On the importance of spiritual reading and the lives of the saints.
Handouts are posted below.
Listen online [here] (part 1)!
Listen online [here] (part 2)!
Recommendations for spiritual reading, from Fr. Ryan
If you want a good introduction to the spiritual life in general, consider: Introduction to the Devout Life, by St. Francis de Sales.
St. Francis becomes your personal spiritual director as you read this treasure. Though it is called an introduction, this spiritual classic will be helpful to people in all levels of the spiritual life. 300 pages.
If you are looking for a child-like spirituality, consider: Story of a Soul, by St. Thérèse of Lisieux.
In her autobiography, Story of a Soul, St. Thérèse tells us of the experience of her youth and her entrance into the convent. We are given a very personal insight into the spiritual life of this young girl, whom Pope St. Pius X has called the greatest saint of modern times.
If you want a book that can be read in 10 minute segments in the midst of a busy life, consider: The Way, Furrow, and The Forge by St. Josemaría Escriva.
The founder of Opus Dei offers a spirituality most especially suited to the life of working people. He understands how busy modern life can be and he will help you to live out your vocation as a lay person, active in the world.
“The Way, Furrow, The Forge” is available in a single volume edition from Scepter Publishers.
If you want to learn how to speak with God throughout the day, consider: How to Converse Continually and Familiarly with God, by St. Alphonsus Liguori.
In approximately 50 pages, St. Alphonsus teaches you how to “pray always”. This book can be read many times – it is a practical guide for growing in holiness while going about the activities of daily life.
Another classic by this Saint (the Doctor of Moral Theology) is The Great Means of Salvation and Perfection, which is his treatise on prayer.
If you want a book that can help you to pray the Rosary better, consider: The Secret of the Rosary, by St. Louis Marie DeMontfort.
St. Louis Marie DeMontfort is widely recognized as the Church’s greatest promoter of Marian devotion. He will help you to understand who Mary is in the life of the Church and who she wants to be in the life of your soul. The Secret of the Rosary and Secret of Mary are very short works of around 100 pages each.

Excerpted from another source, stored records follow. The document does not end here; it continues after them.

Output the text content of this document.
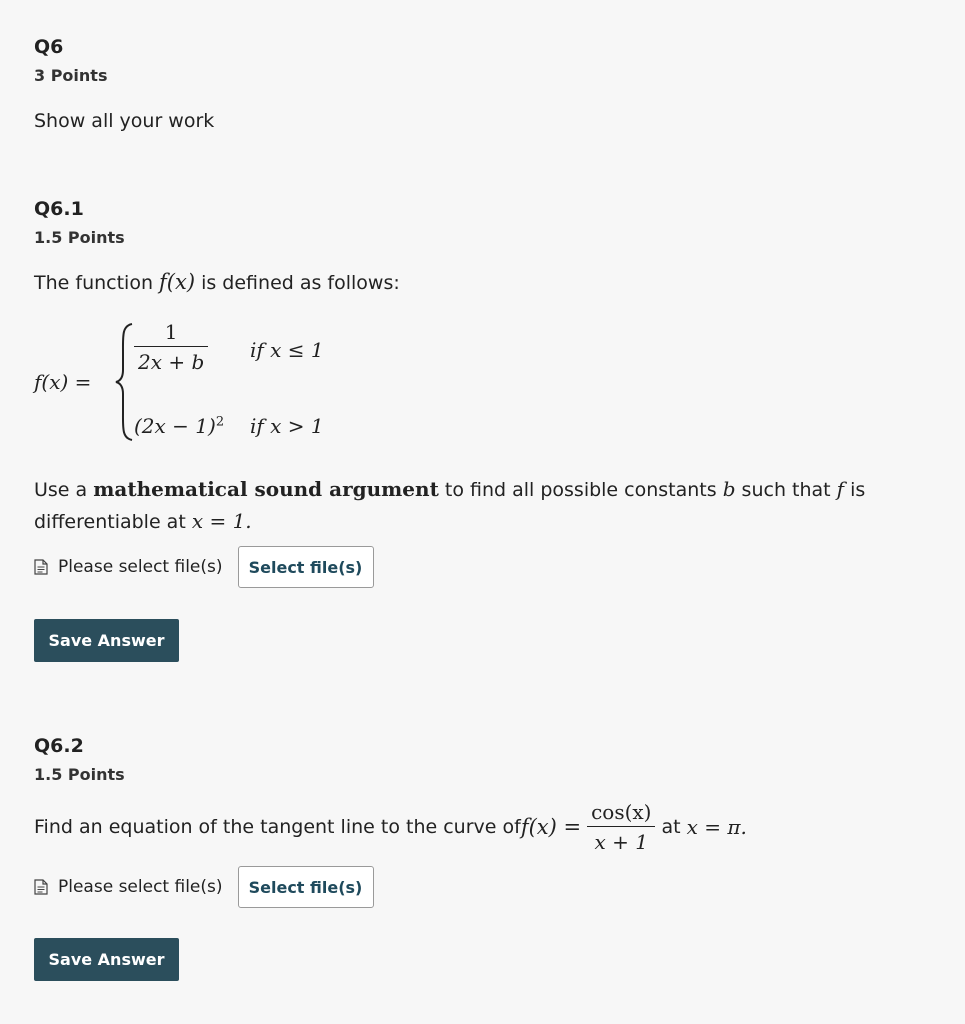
Q6
3 Points
Show all your work
Q6.1
1.5 Points
The function f(x) is defined as follows:
f(x) =
$\frac{1}{2x + b}$ if x ≤ 1
$(2x - 1)^2$ if x > 1
Use a mathematical sound argument to find all possible constants b such that f is
differentiable at x = 1.
Please select file(s)	Select file(s)
Save Answer
Q6.2
1.5 Points
Find an equation of the tangent line to the curve of $f(x) = \frac{\cos(x)}{x + 1}$ at x = π.
Please select file(s)	Select file(s)
Save Answer
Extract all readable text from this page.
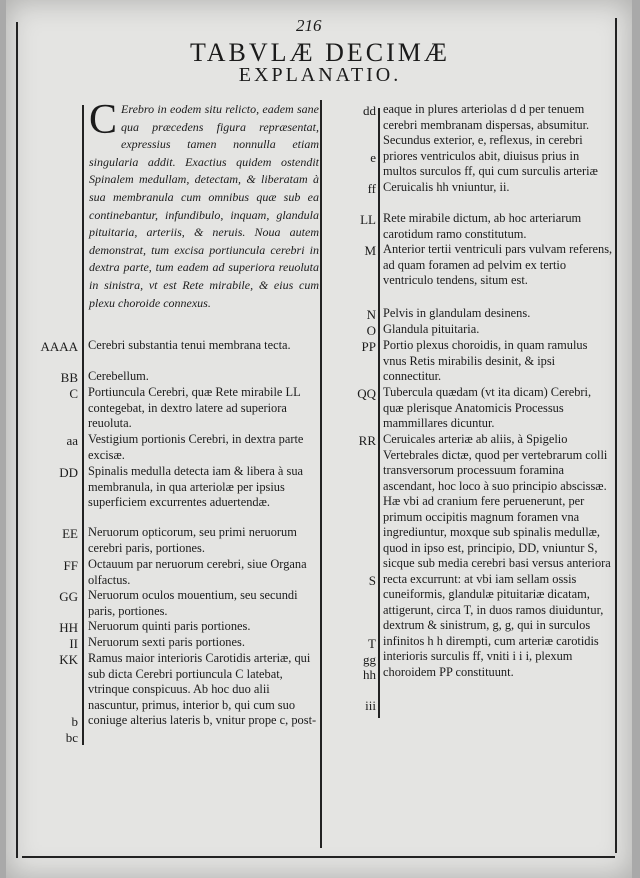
216
TABVLÆ DECIMÆ
EXPLANATIO.
C Erebro in eodem situ relicto, eadem sane qua præcedens figura repræsentat, expressius tamen nonnulla etiam singularia addit. Exactius quidem ostendit Spinalem medullam, detectam, & liberatam à sua membranula cum omnibus quæ sub ea continebantur, infundibulo, inquam, glandula pituitaria, arteriis, & neruis. Noua autem demonstrat, tum excisa portiuncula cerebri in dextra parte, tum eadem ad superiora reuoluta in sinistra, vt est Rete mirabile, & eius cum plexu choroide connexus.
AAAA Cerebri substantia tenui membrana tecta.
BB Cerebellum.
C Portiuncula Cerebri, quæ Rete mirabile LL contegebat, in dextro latere ad superiora reuoluta.
aa Vestigium portionis Cerebri, in dextra parte excisæ.
DD Spinalis medulla detecta iam & libera à sua membranula, in qua arteriolæ per ipsius superficiem excurrentes aduertendæ.
EE Neruorum opticorum, seu primi neruorum cerebri paris, portiones.
FF Octauum par neruorum cerebri, siue Organa olfactus.
GG Neruorum oculos mouentium, seu secundi paris, portiones.
HH Neruorum quinti paris portiones.
II Neruorum sexti paris portiones.
KK Ramus maior interioris Carotidis arteriæ, qui sub dicta Cerebri portiuncula C latebat, vtrinque conspicuus. Ab hoc duo alii nascuntur, primus, interior b, qui cum suo coniuge alterius lateris b, vnitur prope c, post-
b
bc
dd eaque in plures arteriolas d d per tenuem cerebri membranam dispersas, absumitur. Secundus exterior, e, reflexus, in cerebri priores ventriculos abit, diuisus prius in multos surculos ff, qui cum surculis arteriæ Ceruicalis hh vniuntur, ii.
e
ff
LL Rete mirabile dictum, ab hoc arteriarum carotidum ramo constitutum.
M Anterior tertii ventriculi pars vulvam referens, ad quam foramen ad pelvim ex tertio ventriculo tendens, situm est.
N Pelvis in glandulam desinens.
O Glandula pituitaria.
PP Portio plexus choroidis, in quam ramulus vnus Retis mirabilis desinit, & ipsi connectitur.
QQ Tubercula quædam (vt ita dicam) Cerebri, quæ plerisque Anatomicis Processus mammillares dicuntur.
RR Ceruicales arteriæ ab aliis, à Spigelio Vertebrales dictæ, quod per vertebrarum colli transversorum processuum foramina ascendant, hoc loco à suo principio abscissæ. Hæ vbi ad cranium fere peruenerunt, per primum occipitis magnum foramen vna ingrediuntur, moxque sub spinalis medullæ, quod in ipso est, principio, DD, vniuntur S, sicque sub media cerebri basi versus anteriora recta excurrunt: at vbi iam sellam ossis cuneiformis, glandulæ pituitariæ dicatam, attigerunt, circa T, in duos ramos diuiduntur, dextrum & sinistrum, g, g, qui in surculos infinitos h h dirempti, cum arteriæ carotidis interioris surculis ff, vniti i i i, plexum choroidem PP constituunt.
S
T
gg
hh
iii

Also, consider: The Secret of Mary and True Devotion to Mary, by St. Louis Marie DeMontfort.
If you want help with making daily meditations, consider: The Way of Salvation and Perfection, by St. Alphonsus Liguori.
St. Alphonsus offers meditations for every day of the year. He guides you into the depths of the spiritual life and will bring you to a closer union with our Savior. This book is meant to be used as a step by step guide-book during times of prayer.
There is also a set of Advent Reflections by St. Alphonsus which are helpful.
Deserving of special mention are St. Alphonsus’ reflections on the Eucharist, Visits to the Blessed Sacrament and the Blessed Virgin Mary – this booklet contains thirty one meditations which are designed to be used during Eucharistic Adoration, either before the Tabernacle or during Exposition. This booklet, and the same Saints Stations of the Cross are a must-have.
If you like poetry, consider: A Spiritual Canticle and other poems, by St. John of the Cross.
The poetry of St. John of the Cross is the fruit of his mystical union with God. The poems themselves are relatively easy to read, and they are not very long. The Saint offers a more systematic explanation of the spiritual life in Ascent of Mount Carmel and Dark Night of the Soul.
“The Collected Works of St. John of the Cross” is published by ICS Publications.
Finally, we must mention a few other titles: Imitation of Christ by Thomas a Kempus, Soul of the Apostolate by Jean-Baptiste Chautard, Abandonment to Divine Providence by Jean-Pierre de Caussade, Interior Castle by St Teresa of Avila, and the list could go on and on…
Lives of the Saints
For children, try the Vision Books series published by Ignatius Press. These are chapter books (100 to 300 pages) on over twenty different saints. Suitable for children seven and up, and even enjoyable for high school kids, as well as adults!
Furthermore, the Roman Martyrology has a few lines on the saint of each given day. Get the traditional Martyrology from Preserving Christian Publications.
Also, Modern Saints, which is in at least two volumes by Ann Ball, contains many inspiring five to ten page stories about saints closer to our own day. This book is a great read for fathers to use with their children on Sunday afternoons! Can also be an enjoyable story after dinner!
Certainly, we must mention Butler’s Lives of the Saints which is published in four or five volumes. This is more than most people will need, but contains a brief outline of many thousands of saints, organized by their traditional feast-days (pre-Vatican II).